Bullet Journal Syntax - Threading

Updated: Jun 25

Contemplate the notebook: it has discrete page spreads; you only look at one at a time. However, the thoughts that are mapped out on these spreads are far from discrete. Rather, they are a continuous, developing creation, often with no real beginning or end; and there can be many such streams within one notebook.


The organisation of bullet journals relies on discrete page-spreads to organise collections. Each spread is titled after a collection. When a spread is filled, the collection can continue on the next blank one in the notebook. This means that the pages assigned to a collection will usually not be chronological - the collection has to jump ahead, past the pages occupied by its fellows sharing the notebook. This exacerbates the problem of page spreads being discrete. There can be more or less continuous thought separated by chunks of other material.The main answer to this problem is threading.


Traditional threading

Threading is the practice of linking one location in a bullet journal to another. Because the main unit for collection is pages, threading is usually done by referring to another page, like so:

30 / 17


This example is for the bottom right corner of the right page of a spread. The current page is 17 and the next instance of the collection is on page 30. When drawing page numbers by hand (some books have them per-printed instead), a clearer delineation is needed, perhaps like this:

(30) 17


However, if page 17 is linked to page 30, then page 30 should also be linked to page 17 (the below example is on the bottom left hand corner of a the left page of a spread):

30 (17)


If collection ever uses only one page on a spread instead of the two, then threading could look something like this:

30 (17 / 45)

This means page 30, with the collection being continued from page 17, and continuing on page 45.


A Variation

Contemplating how I use my own notebooks, I realise that it's often necessary to turn to a new page even mid-sentence. This raises the question of how you indicate continuation, and how you indicate continuation from another place. I have recently been trying out a variation on the threading idea to answer this question.
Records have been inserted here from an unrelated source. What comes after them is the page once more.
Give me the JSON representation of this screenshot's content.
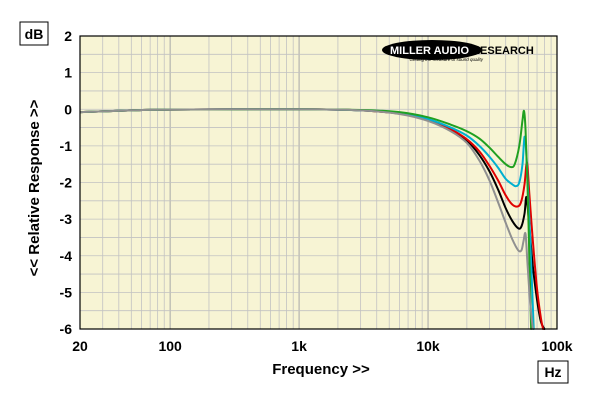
{
  "chart_data": {
    "type": "line",
    "title": "",
    "xlabel": "Frequency >>",
    "ylabel": "<< Relative Response >>",
    "x_unit": "Hz",
    "y_unit": "dB",
    "x_scale": "log",
    "xlim": [
      20,
      100000
    ],
    "ylim": [
      -6,
      2
    ],
    "x_ticks": [
      {
        "value": 20,
        "label": "20"
      },
      {
        "value": 100,
        "label": "100"
      },
      {
        "value": 1000,
        "label": "1k"
      },
      {
        "value": 10000,
        "label": "10k"
      },
      {
        "value": 100000,
        "label": "100k"
      }
    ],
    "y_ticks": [
      {
        "value": 2,
        "label": "2"
      },
      {
        "value": 1,
        "label": "1"
      },
      {
        "value": 0,
        "label": "0"
      },
      {
        "value": -1,
        "label": "-1"
      },
      {
        "value": -2,
        "label": "-2"
      },
      {
        "value": -3,
        "label": "-3"
      },
      {
        "value": -4,
        "label": "-4"
      },
      {
        "value": -5,
        "label": "-5"
      },
      {
        "value": -6,
        "label": "-6"
      }
    ],
    "grid": true,
    "background_color": "#f7f4d4",
    "grid_color": "#c2c2c2",
    "logo": {
      "name": "MILLER AUDIO RESEARCH",
      "tagline": "Getting the measure of sound quality"
    },
    "series": [
      {
        "color": "#000000",
        "points": [
          [
            20,
            -0.08
          ],
          [
            50,
            -0.03
          ],
          [
            100,
            -0.01
          ],
          [
            1000,
            0
          ],
          [
            3000,
            -0.03
          ],
          [
            6000,
            -0.12
          ],
          [
            10000,
            -0.3
          ],
          [
            15000,
            -0.55
          ],
          [
            20000,
            -0.85
          ],
          [
            25000,
            -1.25
          ],
          [
            30000,
            -1.7
          ],
          [
            35000,
            -2.2
          ],
          [
            40000,
            -2.7
          ],
          [
            45000,
            -3.05
          ],
          [
            50000,
            -3.25
          ],
          [
            53000,
            -3.2
          ],
          [
            56000,
            -2.85
          ],
          [
            58000,
            -2.4
          ],
          [
            61000,
            -3.2
          ],
          [
            65000,
            -4.3
          ],
          [
            70000,
            -5.2
          ],
          [
            75000,
            -5.8
          ],
          [
            80000,
            -6.0
          ]
        ]
      },
      {
        "color": "#e00000",
        "points": [
          [
            20,
            -0.08
          ],
          [
            50,
            -0.03
          ],
          [
            100,
            -0.01
          ],
          [
            1000,
            0
          ],
          [
            3000,
            -0.03
          ],
          [
            6000,
            -0.12
          ],
          [
            10000,
            -0.3
          ],
          [
            15000,
            -0.55
          ],
          [
            20000,
            -0.82
          ],
          [
            25000,
            -1.15
          ],
          [
            30000,
            -1.55
          ],
          [
            35000,
            -1.95
          ],
          [
            40000,
            -2.35
          ],
          [
            45000,
            -2.6
          ],
          [
            50000,
            -2.65
          ],
          [
            53000,
            -2.5
          ],
          [
            56000,
            -2.05
          ],
          [
            58500,
            -1.45
          ],
          [
            61000,
            -2.3
          ],
          [
            65000,
            -3.6
          ],
          [
            70000,
            -4.9
          ],
          [
            75000,
            -5.7
          ],
          [
            78000,
            -6.0
          ]
        ]
      },
      {
        "color": "#00b0d0",
        "points": [
          [
            20,
            -0.08
          ],
          [
            50,
            -0.03
          ],
          [
            100,
            -0.01
          ],
          [
            1000,
            0
          ],
          [
            3000,
            -0.03
          ],
          [
            6000,
            -0.1
          ],
          [
            10000,
            -0.27
          ],
          [
            15000,
            -0.5
          ],
          [
            20000,
            -0.72
          ],
          [
            25000,
            -1.0
          ],
          [
            30000,
            -1.3
          ],
          [
            35000,
            -1.6
          ],
          [
            40000,
            -1.9
          ],
          [
            45000,
            -2.05
          ],
          [
            48000,
            -2.1
          ],
          [
            51000,
            -2.0
          ],
          [
            54000,
            -1.5
          ],
          [
            56000,
            -0.75
          ],
          [
            58000,
            -1.3
          ],
          [
            61000,
            -3.0
          ],
          [
            64000,
            -4.8
          ],
          [
            66000,
            -6.0
          ]
        ]
      },
      {
        "color": "#20a020",
        "points": [
          [
            20,
            -0.08
          ],
          [
            50,
            -0.03
          ],
          [
            100,
            -0.01
          ],
          [
            1000,
            0
          ],
          [
            3000,
            -0.02
          ],
          [
            6000,
            -0.08
          ],
          [
            10000,
            -0.22
          ],
          [
            15000,
            -0.42
          ],
          [
            20000,
            -0.6
          ],
          [
            25000,
            -0.8
          ],
          [
            30000,
            -1.05
          ],
          [
            35000,
            -1.3
          ],
          [
            40000,
            -1.5
          ],
          [
            44000,
            -1.58
          ],
          [
            47000,
            -1.5
          ],
          [
            51000,
            -1.0
          ],
          [
            54000,
            -0.3
          ],
          [
            55500,
            -0.05
          ],
          [
            57000,
            -0.55
          ],
          [
            59000,
            -2.0
          ],
          [
            61000,
            -4.0
          ],
          [
            63000,
            -6.0
          ]
        ]
      },
      {
        "color": "#909090",
        "points": [
          [
            20,
            -0.08
          ],
          [
            50,
            -0.03
          ],
          [
            100,
            -0.01
          ],
          [
            1000,
            0
          ],
          [
            3000,
            -0.03
          ],
          [
            6000,
            -0.13
          ],
          [
            10000,
            -0.32
          ],
          [
            15000,
            -0.6
          ],
          [
            20000,
            -0.92
          ],
          [
            25000,
            -1.4
          ],
          [
            30000,
            -1.95
          ],
          [
            35000,
            -2.55
          ],
          [
            40000,
            -3.1
          ],
          [
            45000,
            -3.55
          ],
          [
            50000,
            -3.85
          ],
          [
            53000,
            -3.85
          ],
          [
            55000,
            -3.6
          ],
          [
            57000,
            -3.4
          ],
          [
            59000,
            -4.2
          ],
          [
            62000,
            -5.3
          ],
          [
            65000,
            -6.0
          ]
        ]
      }
    ]
  }
}
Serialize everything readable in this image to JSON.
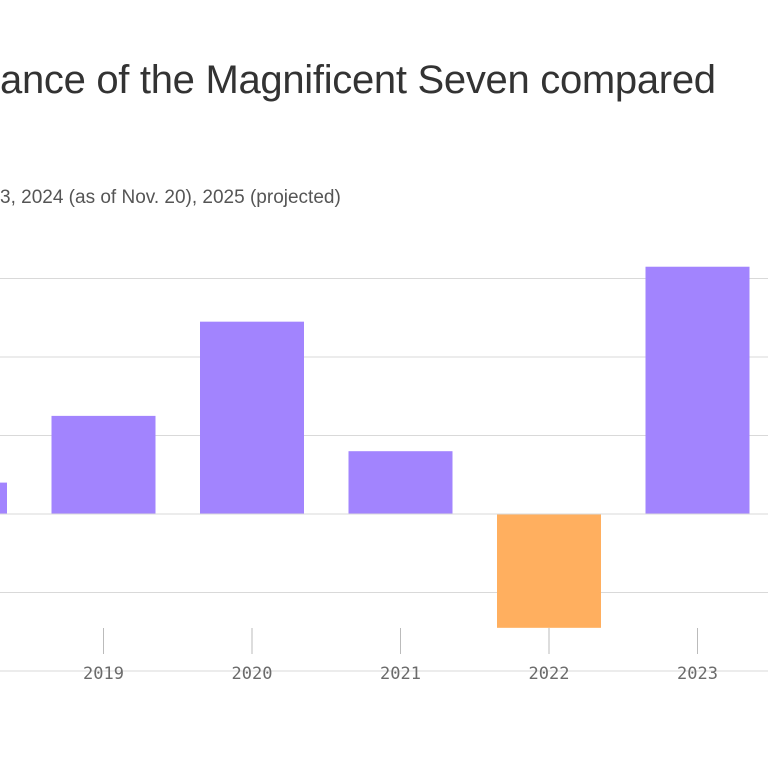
{
  "title": "ance of the Magnificent Seven compared",
  "subtitle": "3, 2024 (as of Nov. 20), 2025 (projected)",
  "colors": {
    "positive": "#a284fe",
    "negative": "#ffaf5f",
    "grid": "#d9d9d9",
    "tick": "#bbbbbb"
  },
  "chart_data": {
    "type": "bar",
    "title": "",
    "xlabel": "",
    "ylabel": "",
    "categories": [
      "",
      "2019",
      "2020",
      "2021",
      "2022",
      "2023"
    ],
    "values": [
      4,
      12.5,
      24.5,
      8,
      -14.5,
      31.5
    ],
    "ylim": [
      -20,
      30
    ],
    "grid": true,
    "legend": "none"
  }
}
I sometime frame the top and bottom of my pages with a threading-line. A solid line in the bottom right corner, with a number after it, indicates that the collection is continued at that page number. If the line ends with a few short dashes then it means that I am still on the current log. For instance, A solid threading-line for a weekly log means that the next page is the next week; but a line with dashes at the end indicates that I am still on the same week.

A '>' symbol in place of a number means that the threaded page is simply the next page in the notebook.


If I am literally mid-entry though, for instance continuing a list of points from one page to another, then I place a small arrow with a dotted shaft on the line. This is a modular option to say 'this won't make sense unless you turn to the next page'.


Threading-lines are more valuable for showing that something is a continuation from another place, though. I find that when I finish reading a page, I want to turn to the next, but I am less likely to go backwards - to stop reading once I have started and seek the beginning point (I guess this is because reading is a forward-moving action). The threading-line for indicating continuation from uses the same forms, but it goes at the top left of a spread, next to the title or at the top of the entry.


Dates

The threading-line reminds me later that me that I was continuing from someplace else. This is incredibly important for entries that are titled with the date. If an entry is titled 23/6 - Mon, but goes onto the next page, then you will have an awkward decision point: do you title the continuing entry at 23/6-Mon even though it technically already has a title and this could mislead you to think that the entry only starts here? Or do you leave the entry untitled, which also creates ambiguity? Of course you will do neither, and simply use a threading-line syntax, like so for the first title, which is likely mid-page


--------26/3-Mon----------------------------------


And like so for the second (continuing) title, which is likely at the top of the next page in the collection:

(17)- - - 23/6 - Mon ----------------------------------


This date-titling problem is what gave rise to the threading line syntax. I am using weekly logs more now so my own use is more general rather than focusing on dates.


In a similar point of clarification, you might want to carry a collection onto another page, even though you have, say, half a page left. The space would indicate the the current log is finished, e.g. the week is over. However, you could aid your own navigation by clarifying that with a solid threading-line, like so:

--------------------------------- (30)


An Update

Since writing the above, I have been using the threading-line in a similar style to the date title.


To mark a log continuing on page 30:

-------------- 30 - - -


To mark a log continuing on the next page:

--------------- > - - -


To mark a log continuing from page 17:

- - - 17 -------------


If the log does not need a read-on or read-from prompt then the dashed line is replaced with a solid line.


Advantages and Disadvantages

Advantages:

  • Adds to the feel of continuity in a notebook.

  • Better at indicating continuation from.

  • Visually obvious.

  • Can prompt read-on action.

Disadvantages

  • Layers could be confusing and need to be reduced from those presented here (just two may suffice rather than three?).

  • Excessive compared to traditional threading.

  • May clash with some page spread styles.